The Philharmonic Orchestra is the most advanced orchestra of six at IU, and it is comprised of 70-75 members, conductor Thomas Wilkins said. The orchestra performs each semester. This performance will include three pieces by Beethoven, Penderecki and Respighi.

“It sort of gives you a nice little three-course meal of three different time periods of music,” concertmaster and violinist Dylan Naroff said. Naroff is an undergraduate student in Jacobs studying violin performance.

Mary Eunkyung Chang, a violist, will perform a viola solo in the Penderecki piece, “Concerto for viola and orchestra” from 1983. Chang is a postgraduate student in Jacobs pursuing a performance degree. She was awarded the solo after she won Jacobs’ Penderecki Viola Concerto Competition.

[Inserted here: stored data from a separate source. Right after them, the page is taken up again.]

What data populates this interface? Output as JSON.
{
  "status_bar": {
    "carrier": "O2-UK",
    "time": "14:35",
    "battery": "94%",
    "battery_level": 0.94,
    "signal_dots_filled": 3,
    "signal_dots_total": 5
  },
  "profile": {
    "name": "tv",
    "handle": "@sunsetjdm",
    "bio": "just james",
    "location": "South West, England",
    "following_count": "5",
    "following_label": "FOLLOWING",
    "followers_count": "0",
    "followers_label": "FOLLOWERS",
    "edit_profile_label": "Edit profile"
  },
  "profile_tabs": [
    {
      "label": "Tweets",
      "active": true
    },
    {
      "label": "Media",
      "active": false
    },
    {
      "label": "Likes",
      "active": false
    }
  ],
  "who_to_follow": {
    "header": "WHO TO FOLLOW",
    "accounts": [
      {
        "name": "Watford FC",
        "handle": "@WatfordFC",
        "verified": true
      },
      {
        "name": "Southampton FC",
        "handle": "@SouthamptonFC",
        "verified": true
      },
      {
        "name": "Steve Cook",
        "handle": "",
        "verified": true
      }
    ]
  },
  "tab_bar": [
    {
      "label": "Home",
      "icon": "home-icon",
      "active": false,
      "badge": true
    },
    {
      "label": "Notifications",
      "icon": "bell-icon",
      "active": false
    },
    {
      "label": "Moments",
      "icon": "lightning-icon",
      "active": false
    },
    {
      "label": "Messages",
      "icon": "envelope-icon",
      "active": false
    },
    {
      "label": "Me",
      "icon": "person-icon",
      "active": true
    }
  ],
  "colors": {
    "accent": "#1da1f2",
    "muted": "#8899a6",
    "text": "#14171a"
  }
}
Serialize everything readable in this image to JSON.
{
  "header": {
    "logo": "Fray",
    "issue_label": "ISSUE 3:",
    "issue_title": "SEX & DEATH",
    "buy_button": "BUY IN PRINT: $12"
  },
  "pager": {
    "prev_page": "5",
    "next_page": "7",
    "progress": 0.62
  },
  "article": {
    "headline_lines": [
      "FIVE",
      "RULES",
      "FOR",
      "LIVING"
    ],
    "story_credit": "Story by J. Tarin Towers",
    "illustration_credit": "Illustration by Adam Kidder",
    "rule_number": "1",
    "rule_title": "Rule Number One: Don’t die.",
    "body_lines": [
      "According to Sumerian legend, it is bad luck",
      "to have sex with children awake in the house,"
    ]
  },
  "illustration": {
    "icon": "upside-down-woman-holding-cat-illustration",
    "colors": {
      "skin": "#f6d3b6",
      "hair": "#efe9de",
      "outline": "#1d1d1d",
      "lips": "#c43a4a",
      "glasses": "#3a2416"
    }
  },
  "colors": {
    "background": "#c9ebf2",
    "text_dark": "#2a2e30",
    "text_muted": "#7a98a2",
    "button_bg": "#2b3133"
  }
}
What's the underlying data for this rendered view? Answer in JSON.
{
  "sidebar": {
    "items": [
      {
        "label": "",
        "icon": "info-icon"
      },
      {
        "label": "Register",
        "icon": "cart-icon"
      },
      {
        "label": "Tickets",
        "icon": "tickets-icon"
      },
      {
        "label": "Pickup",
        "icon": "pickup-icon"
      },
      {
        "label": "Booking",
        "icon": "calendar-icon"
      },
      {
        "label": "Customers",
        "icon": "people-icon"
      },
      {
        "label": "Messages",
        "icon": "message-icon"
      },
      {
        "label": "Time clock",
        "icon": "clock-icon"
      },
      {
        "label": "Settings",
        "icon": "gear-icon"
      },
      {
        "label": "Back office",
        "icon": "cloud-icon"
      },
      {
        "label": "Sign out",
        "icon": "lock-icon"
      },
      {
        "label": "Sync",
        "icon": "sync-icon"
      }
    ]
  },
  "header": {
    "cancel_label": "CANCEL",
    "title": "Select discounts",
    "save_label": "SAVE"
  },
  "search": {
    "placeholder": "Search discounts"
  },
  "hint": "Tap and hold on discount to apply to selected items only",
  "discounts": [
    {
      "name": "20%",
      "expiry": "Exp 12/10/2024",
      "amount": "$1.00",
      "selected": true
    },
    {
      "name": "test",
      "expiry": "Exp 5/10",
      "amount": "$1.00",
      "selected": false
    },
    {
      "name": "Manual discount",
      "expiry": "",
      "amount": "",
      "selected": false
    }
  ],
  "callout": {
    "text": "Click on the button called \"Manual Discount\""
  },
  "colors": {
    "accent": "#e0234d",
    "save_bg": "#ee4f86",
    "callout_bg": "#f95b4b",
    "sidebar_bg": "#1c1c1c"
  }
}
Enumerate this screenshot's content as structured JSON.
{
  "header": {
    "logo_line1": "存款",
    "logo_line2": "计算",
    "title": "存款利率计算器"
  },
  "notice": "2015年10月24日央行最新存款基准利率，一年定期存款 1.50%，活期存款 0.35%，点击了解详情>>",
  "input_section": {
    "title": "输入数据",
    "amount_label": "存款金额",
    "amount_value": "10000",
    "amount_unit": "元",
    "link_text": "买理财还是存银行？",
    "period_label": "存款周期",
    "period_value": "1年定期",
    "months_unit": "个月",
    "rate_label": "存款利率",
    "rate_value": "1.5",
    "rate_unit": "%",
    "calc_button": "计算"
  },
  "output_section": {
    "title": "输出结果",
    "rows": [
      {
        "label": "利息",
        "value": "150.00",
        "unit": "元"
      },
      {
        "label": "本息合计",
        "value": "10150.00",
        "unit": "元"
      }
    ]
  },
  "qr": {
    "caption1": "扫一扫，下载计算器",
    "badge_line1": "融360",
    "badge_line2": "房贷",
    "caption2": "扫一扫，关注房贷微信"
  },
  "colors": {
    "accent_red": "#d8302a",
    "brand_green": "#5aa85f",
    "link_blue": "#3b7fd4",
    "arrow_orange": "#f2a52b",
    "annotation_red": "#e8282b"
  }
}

Jacobs creates concerto competitions for certain string instruments. For the 2019-2020 season, the viola concerto competition required participating violists to play the Penderecki piece.

Chang said audience members might not be familiar with the Penderecki piece, but she hopes the audience enjoys it and the viola sound.

“It’s not necessarily satisfying to the ear sometimes,” Naroff said of the piece. “It can be quite harsh sometimes.”

Naroff also said the piece is typically not memorized for performance because the music is so difficult. It is more of a modern piece.

“It’s a terrific challenge for them,” Wilkins said of the piece. “They’re certainly rising to the occasion.”

The other two pieces in the concert are Respighi’s “Pines of Rome” and Beethoven’s “Leonore Overture No. 3, Op. 72b.”

“It’s terrific music,” Wilkins said. “It’s just a potpourri of color and excitement.”

The concert requires no tickets and everyone can attend for free.

“I just want to impact one person,” Naroff said of the audience. “As long as we impact a few people, that’s enough.”